Cost-Optimal Decision Diagrams for Stochastic Boolean Function Evaluation
arXiv:2606.24672v1 Announce Type: new Abstract: In many decision-making scenarios, acquiring information incurs different costs. We consider the problem of constructing a deterministic evaluation strategy that minimizes the expected cost of evaluating a propositional formula under variable costs...
What Happened
A new arXiv preprint (2606.24672v1) introduces a formal framework for constructing cost-optimal decision diagrams to evaluate stochastic Boolean functions. The core problem is deceptively simple: when testing a logical formula like "(A AND B) OR C", each variable (A, B, C) may have a different cost to observe (e.g., running a medical test or querying a database). The goal is to design a deterministic evaluation strategy—a decision tree or diagram—that minimizes the expected total cost, given that some variables may be stochastic (their values are uncertain but have known probabilities).

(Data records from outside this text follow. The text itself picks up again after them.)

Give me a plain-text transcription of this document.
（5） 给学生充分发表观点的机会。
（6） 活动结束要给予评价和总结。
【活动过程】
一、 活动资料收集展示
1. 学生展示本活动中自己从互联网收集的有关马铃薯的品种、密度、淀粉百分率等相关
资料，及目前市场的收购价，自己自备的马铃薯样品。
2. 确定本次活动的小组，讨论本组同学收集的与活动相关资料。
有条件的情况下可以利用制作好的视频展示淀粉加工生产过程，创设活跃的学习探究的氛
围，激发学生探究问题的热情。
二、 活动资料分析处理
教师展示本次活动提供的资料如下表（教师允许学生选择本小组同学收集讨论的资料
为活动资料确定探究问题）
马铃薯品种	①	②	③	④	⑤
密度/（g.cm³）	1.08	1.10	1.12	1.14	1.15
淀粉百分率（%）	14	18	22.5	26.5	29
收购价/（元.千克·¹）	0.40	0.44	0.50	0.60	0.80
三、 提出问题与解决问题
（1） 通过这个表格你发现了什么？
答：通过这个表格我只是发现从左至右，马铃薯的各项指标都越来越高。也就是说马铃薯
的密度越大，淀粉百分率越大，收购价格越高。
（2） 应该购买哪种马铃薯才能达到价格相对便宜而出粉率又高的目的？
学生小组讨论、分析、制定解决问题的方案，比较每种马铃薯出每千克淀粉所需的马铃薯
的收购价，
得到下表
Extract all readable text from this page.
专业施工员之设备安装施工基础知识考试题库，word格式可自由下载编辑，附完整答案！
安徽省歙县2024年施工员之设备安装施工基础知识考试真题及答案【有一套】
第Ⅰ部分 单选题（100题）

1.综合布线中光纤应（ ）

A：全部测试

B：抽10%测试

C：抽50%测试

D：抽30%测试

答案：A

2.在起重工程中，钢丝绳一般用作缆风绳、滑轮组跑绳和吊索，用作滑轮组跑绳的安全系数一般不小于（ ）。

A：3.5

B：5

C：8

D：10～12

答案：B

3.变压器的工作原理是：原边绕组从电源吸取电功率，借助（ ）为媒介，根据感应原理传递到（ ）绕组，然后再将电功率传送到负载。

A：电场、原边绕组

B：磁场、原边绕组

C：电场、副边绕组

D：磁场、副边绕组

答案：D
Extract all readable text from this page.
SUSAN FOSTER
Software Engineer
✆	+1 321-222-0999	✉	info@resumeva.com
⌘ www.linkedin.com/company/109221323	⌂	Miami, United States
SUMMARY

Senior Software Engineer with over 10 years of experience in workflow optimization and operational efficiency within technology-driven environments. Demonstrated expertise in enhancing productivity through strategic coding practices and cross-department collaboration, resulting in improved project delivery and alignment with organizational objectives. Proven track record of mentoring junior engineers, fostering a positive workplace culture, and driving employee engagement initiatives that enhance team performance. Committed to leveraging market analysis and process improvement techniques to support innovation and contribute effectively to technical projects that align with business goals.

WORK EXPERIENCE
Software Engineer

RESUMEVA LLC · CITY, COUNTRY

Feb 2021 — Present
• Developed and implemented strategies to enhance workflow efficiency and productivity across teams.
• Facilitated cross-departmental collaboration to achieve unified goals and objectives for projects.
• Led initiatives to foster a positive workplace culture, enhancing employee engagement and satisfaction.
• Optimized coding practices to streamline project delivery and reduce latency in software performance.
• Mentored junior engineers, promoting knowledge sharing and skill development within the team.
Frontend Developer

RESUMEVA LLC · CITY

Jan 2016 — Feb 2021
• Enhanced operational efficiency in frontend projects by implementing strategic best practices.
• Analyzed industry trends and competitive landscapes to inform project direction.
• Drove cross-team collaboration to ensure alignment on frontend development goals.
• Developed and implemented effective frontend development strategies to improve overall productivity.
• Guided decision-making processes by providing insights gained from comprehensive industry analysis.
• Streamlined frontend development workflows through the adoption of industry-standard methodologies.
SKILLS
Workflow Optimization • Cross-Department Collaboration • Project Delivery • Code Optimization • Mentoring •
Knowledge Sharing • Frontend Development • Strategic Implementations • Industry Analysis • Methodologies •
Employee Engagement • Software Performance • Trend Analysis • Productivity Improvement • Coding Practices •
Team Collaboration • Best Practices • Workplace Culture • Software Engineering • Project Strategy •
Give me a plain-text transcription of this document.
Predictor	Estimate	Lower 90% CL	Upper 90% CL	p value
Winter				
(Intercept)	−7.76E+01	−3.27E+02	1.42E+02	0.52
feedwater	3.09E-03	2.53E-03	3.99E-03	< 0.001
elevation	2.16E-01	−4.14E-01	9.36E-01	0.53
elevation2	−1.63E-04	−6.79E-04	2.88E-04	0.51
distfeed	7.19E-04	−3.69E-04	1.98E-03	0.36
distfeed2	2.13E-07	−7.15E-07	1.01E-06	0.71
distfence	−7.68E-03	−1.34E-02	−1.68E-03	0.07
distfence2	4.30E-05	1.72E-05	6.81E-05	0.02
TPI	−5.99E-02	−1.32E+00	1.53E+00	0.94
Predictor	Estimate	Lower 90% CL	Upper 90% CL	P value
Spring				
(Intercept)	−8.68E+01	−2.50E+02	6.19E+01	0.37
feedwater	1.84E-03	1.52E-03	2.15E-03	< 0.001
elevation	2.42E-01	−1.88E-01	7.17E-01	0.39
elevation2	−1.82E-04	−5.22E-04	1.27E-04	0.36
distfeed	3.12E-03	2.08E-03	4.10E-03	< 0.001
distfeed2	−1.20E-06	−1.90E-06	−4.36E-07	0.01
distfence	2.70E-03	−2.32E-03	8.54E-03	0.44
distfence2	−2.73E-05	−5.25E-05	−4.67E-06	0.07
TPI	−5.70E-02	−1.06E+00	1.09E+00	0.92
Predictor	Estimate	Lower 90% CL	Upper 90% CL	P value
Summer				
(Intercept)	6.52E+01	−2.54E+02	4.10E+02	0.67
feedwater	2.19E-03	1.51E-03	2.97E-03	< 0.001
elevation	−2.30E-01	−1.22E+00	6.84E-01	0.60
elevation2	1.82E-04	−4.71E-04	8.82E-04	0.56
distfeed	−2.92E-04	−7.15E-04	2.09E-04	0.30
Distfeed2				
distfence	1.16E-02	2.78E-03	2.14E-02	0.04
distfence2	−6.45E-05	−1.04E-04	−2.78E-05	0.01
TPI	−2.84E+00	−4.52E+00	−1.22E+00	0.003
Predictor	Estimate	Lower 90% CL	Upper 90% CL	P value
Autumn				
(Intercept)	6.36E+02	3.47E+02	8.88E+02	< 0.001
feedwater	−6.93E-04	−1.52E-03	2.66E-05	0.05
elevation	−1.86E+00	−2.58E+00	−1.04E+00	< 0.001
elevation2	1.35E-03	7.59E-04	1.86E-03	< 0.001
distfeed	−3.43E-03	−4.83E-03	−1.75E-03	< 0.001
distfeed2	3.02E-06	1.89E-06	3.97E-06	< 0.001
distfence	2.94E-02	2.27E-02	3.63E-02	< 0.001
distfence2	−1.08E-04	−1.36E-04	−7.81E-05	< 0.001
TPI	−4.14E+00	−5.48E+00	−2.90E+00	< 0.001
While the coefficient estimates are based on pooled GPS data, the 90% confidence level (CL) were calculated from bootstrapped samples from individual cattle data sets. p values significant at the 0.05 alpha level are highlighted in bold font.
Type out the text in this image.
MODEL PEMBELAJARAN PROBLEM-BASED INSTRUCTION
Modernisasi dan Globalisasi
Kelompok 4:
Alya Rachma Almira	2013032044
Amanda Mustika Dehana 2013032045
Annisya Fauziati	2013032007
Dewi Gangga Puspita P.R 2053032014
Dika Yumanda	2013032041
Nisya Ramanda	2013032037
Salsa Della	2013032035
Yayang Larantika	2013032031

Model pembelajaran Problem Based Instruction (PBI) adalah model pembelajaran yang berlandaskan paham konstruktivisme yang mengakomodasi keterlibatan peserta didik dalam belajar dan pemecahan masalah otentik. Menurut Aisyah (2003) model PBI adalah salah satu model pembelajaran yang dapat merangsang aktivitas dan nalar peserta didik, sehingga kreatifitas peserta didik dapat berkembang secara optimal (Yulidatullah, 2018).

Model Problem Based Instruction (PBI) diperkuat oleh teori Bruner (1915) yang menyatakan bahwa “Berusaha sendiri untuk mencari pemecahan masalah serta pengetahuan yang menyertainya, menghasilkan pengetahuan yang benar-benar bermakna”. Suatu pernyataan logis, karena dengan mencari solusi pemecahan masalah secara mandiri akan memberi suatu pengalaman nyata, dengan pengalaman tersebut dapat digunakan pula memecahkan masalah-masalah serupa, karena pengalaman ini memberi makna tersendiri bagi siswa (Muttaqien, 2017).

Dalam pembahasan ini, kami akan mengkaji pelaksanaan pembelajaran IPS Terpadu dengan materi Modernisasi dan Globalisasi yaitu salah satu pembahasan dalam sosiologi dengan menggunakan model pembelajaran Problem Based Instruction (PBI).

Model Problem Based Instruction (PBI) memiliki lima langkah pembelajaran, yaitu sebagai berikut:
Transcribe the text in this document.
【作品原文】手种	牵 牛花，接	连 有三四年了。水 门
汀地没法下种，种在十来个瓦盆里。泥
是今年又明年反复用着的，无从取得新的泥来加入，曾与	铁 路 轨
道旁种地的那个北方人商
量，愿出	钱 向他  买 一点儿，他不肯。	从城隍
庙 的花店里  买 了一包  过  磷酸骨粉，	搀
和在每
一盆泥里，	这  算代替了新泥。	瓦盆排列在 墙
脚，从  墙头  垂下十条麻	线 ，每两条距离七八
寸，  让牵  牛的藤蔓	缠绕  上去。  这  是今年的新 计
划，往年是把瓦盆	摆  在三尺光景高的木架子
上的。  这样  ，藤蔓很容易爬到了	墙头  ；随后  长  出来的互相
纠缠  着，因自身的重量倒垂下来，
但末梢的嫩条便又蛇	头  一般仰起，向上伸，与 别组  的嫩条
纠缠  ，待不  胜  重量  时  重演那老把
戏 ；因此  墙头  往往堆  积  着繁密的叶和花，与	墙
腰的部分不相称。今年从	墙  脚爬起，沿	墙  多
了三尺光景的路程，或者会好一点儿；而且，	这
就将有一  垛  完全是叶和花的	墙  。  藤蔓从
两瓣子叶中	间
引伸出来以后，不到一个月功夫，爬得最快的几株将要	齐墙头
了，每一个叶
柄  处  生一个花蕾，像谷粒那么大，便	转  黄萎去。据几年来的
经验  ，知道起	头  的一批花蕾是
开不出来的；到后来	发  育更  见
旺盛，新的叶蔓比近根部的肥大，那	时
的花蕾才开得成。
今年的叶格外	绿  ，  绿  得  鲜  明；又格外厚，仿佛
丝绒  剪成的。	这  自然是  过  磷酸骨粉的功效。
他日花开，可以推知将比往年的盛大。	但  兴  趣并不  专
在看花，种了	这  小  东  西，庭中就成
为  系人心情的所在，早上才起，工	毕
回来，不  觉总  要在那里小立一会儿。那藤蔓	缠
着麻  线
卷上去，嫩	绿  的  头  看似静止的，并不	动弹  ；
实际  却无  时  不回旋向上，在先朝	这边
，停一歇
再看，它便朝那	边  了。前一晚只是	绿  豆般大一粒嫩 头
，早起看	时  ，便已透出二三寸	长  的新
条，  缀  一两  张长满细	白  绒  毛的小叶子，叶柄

The authors propose using decision diagrams as a compact representation of evaluation strategies, then solving for the optimal ordering and branching structure. This goes beyond classic "short-circuit evaluation" (e.g., stopping early when A is false in "A AND B") by explicitly modeling variable costs and probabilities, and by allowing the strategy to adapt dynamically based on partial results.
Why It Matters
This work addresses a fundamental gap in practical decision-making under uncertainty. Many real-world systems—from diagnostic algorithms to database query optimizers—already use heuristic cost-based evaluation, but they rarely guarantee optimality. The key insight is that the optimal strategy is not always intuitive: sometimes it is cheaper to test an expensive variable first if it has a high probability of terminating the evaluation early.
For AI practitioners, the implications are concrete:
- Resource-constrained AI systems: Any agent that must pay per query (e.g., API calls, sensor readings, human-in-the-loop checks) can benefit from this framework. A chatbot that decides whether to call a weather API or a calendar API first, based on the user's question, is solving exactly this problem.
- Explainability and determinism: Unlike reinforcement learning approaches that learn evaluation policies through trial and error, this method produces a deterministic, provably optimal strategy. This is critical in regulated domains (healthcare, finance) where auditability matters.
- Scalability: Decision diagrams scale better than exhaustive decision trees for many Boolean functions, making the approach feasible for formulas with dozens of variables.
Implications for AI Practitioners
The most immediate application is in active learning and Bayesian optimization, where the cost of acquiring labels or features varies. For example, in medical diagnosis, a blood test might cost $100 while a symptom check costs $0—the optimal strategy might test symptoms first even if they are less informative, simply because they are cheap.
Additionally, this work connects to probabilistic programming and causal inference. When evaluating a complex logical condition over uncertain variables (e.g., "if (test1 positive OR test2 positive) AND risk_factor"), the optimal evaluation order can save significant compute or money.
However, practitioners should note the limitations: the framework assumes known probabilities and costs, which may not hold in dynamic environments. The paper also focuses on Boolean functions, so extending to continuous or multi-valued variables remains future work.
Key Takeaways
- A new formal method constructs provably cost-optimal deterministic evaluation strategies for Boolean functions with variable observation costs and stochastic outcomes.
- The approach uses decision diagrams to compactly represent strategies, enabling optimality guarantees that heuristic methods lack.
- AI practitioners can apply this to any system where information acquisition has heterogeneous costs—diagnostics, query optimization, and active learning.
- The framework requires known probabilities and costs, limiting its use in fully dynamic or unknown environments without additional estimation techniques.